Linnéa seems like she was nice, and the Nystroms and you were in my scary witch mother’s address book of magic-people contacts so I called you because I can’t figure out what the hell you have to do with anything except you have the same magic description as Linnéa. ”
Silence greets this which is super fair.
“Who’s your mother?” Ulla Kindell asks acidly.
Interesting first question, and it’s his turn to pause. Shit. He hadn’t thought about what it might mean to tell her how they’re related. Probably nothing good. But Ulla hasn’t hung up, so he goes for it. “Ignacia Luisa Reyes Borrero.”
Sharp breath. Not good. Or very good.
“The boy who fell out the window is Ignacia’s son,” Dagger Lady says slowly, like she’s testing out the concept. He’d have preferred young man who fell out the window, but that’s fine. She’s thinking, and thinking might lead to explaining anything. “Topher’s … like us?”
“I’m pretty sure.” Promising. Us implies she has a connection to Linnéa.
And she’s talking about Topher like she knows who he is.
“Actually, it might be less good luck and more the bad kind. Since his mom ran off, a lot of people have died in his proximity. Topher didn’t know who you were, and I don’t wanna get all up in your business, but I need to help him, and I can’t help him if I don’t know what’s happening.

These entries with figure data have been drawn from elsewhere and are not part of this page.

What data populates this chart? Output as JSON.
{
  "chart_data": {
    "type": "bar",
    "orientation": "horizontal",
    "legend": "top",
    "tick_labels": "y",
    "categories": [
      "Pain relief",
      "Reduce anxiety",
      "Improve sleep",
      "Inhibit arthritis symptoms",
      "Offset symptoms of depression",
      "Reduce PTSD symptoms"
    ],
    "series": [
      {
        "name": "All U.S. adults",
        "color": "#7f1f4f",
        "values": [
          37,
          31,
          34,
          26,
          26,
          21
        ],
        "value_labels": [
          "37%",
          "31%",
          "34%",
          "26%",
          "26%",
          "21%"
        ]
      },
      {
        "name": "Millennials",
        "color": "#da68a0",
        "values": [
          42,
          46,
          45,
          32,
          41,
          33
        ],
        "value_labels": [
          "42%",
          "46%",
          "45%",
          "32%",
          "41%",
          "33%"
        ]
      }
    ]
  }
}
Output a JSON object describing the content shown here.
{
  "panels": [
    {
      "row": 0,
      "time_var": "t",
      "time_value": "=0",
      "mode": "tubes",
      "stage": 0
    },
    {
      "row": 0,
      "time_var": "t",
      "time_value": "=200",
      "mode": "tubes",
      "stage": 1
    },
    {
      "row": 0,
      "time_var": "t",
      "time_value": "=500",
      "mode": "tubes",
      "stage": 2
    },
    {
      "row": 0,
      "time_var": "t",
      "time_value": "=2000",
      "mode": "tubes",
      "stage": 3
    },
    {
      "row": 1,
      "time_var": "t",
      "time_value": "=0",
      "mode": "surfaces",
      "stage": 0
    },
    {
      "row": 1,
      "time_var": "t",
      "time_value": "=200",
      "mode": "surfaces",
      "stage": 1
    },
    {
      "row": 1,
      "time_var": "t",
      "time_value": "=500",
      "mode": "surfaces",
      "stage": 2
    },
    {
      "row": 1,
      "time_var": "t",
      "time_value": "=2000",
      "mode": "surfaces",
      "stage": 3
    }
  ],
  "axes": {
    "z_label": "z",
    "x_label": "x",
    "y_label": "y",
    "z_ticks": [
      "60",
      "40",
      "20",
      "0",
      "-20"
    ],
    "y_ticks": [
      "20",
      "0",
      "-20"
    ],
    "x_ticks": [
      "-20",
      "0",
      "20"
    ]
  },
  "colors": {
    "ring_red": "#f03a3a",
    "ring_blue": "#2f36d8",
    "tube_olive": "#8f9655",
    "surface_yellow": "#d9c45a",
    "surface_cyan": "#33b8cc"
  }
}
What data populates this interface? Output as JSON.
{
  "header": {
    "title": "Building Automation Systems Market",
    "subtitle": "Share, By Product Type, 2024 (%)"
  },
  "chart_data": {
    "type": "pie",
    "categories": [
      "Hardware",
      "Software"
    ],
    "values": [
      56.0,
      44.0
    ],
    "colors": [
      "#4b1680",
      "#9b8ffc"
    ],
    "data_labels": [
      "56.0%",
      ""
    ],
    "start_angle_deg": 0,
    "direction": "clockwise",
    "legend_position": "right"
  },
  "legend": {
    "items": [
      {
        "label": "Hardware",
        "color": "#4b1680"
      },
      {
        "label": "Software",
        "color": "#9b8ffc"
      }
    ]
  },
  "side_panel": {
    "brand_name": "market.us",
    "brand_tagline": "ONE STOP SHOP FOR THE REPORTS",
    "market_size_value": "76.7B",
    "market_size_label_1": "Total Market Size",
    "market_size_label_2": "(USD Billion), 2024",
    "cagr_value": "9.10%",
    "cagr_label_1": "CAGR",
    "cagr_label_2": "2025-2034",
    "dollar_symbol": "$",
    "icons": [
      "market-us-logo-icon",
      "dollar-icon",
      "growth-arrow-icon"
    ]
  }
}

” Bold statement because he might not be able to help even if he knows exactly what’s happening.
The pause is longer this time. Mateo can feel his claws growing, which is a disconcerting reaction to stress. A splatter of the black stuff his eyes are leaking falls on the phone’s screen. How is that helpful, body? He’s afraid to wipe it away because he might accidentally hang up.
“Where are you?” she asks.
He sits up straighter. “Christopher Nystrom’s house.”
A soft huh that might be consideration or might be confusion and then, “I’ll be there in half an hour.”